Twilight was falling, the sky shrouded in dim gray and black, as Eve asked Adam more about his tavern experience. He told her that his job had been to roust drunks and keep the tavern from being torn to shreds during shape-shifter fights. His stories were enthralling, and Eve clearly saw that wherever he wandered he made an impression—and left one as well. Her hypothetical husband had done so many things in his life. He was a jack-of-all-trades, a chameleon, blending in perfectly with his surroundings no matter where he laid his head at night.

She smiled at something he said, thinking about what an odd man he was. Adam was composed of many parts, not unlike Frederick. She hadn't even known the man a full week, and yet she found it difficult to imagine that he'd once been nothing but a figment of her imagination. He had come into her life and made it better with his presence.

He smiled back at her, patting Frederick, who was now waxing rhapsodic about Miss Beal's attributes. Eve rolled her eyes. If Frederick wasn't singing some horrid song, he was writing odes to Miss Beal's beauty. If she heard one more word about the woman's dainty elbows, she would go mad herself.

The carriage stopped. Catching Eve's expression, Adam helped a lurching Frederick into the house, along with her driver, James. Inside, his creator and Clair both scolded the wayward giant.

Adam returned to the carriage and climbed inside. Once settled comfortably against the seat, he crisply rapped on the roof. "Home, James!" he called. Then, turning to Eve, he smiled a slow, crooked smile, which left her slightly breathless. "I'm so glad that your driver's name is James. I've always wanted to say that."

Eve laughed, surprisingly happy. In her wildest dreams, she would never have imagined loving the devilish glint in a husband's lovely hazel eyes, or recalling fondly the way his broad shoulders looked while he was shoveling dirt alongside Fester.

Adam winked, his manner quite merry for someone who had been singing in the rain with a nude monster a short while earlier. His humor was infectious, and she found herself giggling for no reason at all.

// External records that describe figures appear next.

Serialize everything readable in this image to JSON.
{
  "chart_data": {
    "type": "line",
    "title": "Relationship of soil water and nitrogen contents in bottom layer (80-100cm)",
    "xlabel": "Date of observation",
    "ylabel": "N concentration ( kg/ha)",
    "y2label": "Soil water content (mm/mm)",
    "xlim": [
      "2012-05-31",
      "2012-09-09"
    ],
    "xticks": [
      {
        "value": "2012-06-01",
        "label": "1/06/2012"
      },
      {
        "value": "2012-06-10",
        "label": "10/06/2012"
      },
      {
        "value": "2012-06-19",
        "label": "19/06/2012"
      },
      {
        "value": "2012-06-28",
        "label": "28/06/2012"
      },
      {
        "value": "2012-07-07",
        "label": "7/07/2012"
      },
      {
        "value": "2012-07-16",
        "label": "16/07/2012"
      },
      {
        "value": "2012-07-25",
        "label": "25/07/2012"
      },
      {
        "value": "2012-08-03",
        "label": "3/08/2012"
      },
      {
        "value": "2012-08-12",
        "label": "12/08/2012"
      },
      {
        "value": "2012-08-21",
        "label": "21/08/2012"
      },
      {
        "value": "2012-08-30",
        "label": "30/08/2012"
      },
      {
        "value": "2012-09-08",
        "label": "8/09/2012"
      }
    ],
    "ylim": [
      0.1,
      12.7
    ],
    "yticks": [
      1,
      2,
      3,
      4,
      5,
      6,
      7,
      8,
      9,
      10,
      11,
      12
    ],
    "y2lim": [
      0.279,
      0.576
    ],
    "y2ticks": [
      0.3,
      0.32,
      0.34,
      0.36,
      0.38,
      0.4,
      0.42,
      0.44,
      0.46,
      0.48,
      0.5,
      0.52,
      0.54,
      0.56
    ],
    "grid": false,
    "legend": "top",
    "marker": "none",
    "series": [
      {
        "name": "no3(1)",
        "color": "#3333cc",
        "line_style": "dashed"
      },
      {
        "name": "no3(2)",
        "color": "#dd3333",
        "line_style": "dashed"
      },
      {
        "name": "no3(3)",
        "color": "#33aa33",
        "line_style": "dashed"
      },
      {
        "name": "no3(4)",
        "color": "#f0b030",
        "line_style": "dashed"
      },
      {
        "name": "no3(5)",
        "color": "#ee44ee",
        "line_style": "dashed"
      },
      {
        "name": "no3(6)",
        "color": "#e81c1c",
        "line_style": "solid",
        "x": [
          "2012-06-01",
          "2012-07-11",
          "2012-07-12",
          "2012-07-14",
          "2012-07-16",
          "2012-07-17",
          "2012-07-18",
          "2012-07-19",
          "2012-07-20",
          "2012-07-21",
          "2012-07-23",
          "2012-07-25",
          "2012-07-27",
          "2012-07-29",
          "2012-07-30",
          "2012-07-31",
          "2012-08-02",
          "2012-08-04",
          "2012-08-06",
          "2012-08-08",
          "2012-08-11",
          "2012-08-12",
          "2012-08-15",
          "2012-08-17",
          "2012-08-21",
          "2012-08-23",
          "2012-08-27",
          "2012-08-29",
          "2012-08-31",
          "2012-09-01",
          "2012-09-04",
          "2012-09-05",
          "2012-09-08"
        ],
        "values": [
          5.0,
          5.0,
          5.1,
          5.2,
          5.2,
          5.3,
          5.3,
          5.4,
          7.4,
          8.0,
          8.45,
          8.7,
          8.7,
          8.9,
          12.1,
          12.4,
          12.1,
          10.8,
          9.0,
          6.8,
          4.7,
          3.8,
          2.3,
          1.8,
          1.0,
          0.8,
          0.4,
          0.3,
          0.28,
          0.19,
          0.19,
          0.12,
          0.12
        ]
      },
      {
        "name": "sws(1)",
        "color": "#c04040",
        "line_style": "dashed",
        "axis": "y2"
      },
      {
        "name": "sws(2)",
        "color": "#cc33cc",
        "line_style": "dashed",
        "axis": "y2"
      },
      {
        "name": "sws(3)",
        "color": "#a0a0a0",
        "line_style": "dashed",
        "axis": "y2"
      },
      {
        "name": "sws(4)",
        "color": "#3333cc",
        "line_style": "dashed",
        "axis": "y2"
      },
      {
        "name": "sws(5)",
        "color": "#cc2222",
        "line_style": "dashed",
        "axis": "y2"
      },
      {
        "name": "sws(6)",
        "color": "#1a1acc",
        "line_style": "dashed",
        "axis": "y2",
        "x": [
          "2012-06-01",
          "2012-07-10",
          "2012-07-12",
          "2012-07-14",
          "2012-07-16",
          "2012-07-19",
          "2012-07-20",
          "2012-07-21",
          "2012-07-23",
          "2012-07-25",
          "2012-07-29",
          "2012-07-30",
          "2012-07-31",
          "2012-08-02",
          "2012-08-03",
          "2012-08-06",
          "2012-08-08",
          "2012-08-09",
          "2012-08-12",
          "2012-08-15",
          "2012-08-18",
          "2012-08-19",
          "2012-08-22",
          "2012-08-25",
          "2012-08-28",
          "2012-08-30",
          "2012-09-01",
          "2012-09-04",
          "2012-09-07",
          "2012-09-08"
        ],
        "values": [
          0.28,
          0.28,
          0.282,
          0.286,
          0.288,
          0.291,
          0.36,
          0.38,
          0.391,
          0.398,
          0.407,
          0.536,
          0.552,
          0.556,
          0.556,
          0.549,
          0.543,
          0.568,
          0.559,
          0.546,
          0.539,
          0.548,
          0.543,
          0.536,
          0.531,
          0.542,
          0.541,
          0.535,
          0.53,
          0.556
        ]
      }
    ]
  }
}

Her feelings for him were becoming rather warm, even though she knew that he was calculating, cagey, cunning, and probably as crooked as the day was long. But he did make her toes curl when he kissed her. Maybe even more important was the fact that he made her laugh.

As the carriage took them back along the muddy roads to the asylum, he and Eve talked more about his past. Adam found her questions to be a dashing good sign. To his way of thinking, her curiosity indicated interest, and interest could be turned into lovemaking, if a man were both cunning and intrepid. Adam was nothing if not intrepid.

As they talked, Adam stared at Eve. She was his guiding light, his shining star. When he was younger, he had stood alone on jagged peaks in distant lands, and below he would watch the world go by without him. Now the world was a different place, and his participation in it began with Eve.

She was telling him something about her past, and he commiserated, noting appreciatively how the soft glow of the carriage lantern set off her creamy complexion. The reddish-gold strands of her hair were highlighted, and glistened like flame.

"What about your early life and family?" Eve asked. "You've mentioned them little."

Adam sighed. "My father, before he lost the estates, was a jolly fellow, always laughing. He taught me to love nature, to ride, to hunt, and he always had a good story to tell." His father had also taught him pride in his heritage. "He was a good father. He chased away the monsters in the dark when I was small."

He stared into the flickering fire of the lantern, his surroundings fading from view. Bravely he summoned memories of things long left buried, and he looked back across the years.

"I remember him fondly. When we were small, my father used to throw me and my little brother into the air, laughing the whole time. My mother would scold him and kiss him on the cheek, while she combed our mussed hair. Mine was always tangled. I was quite the little scapegrace."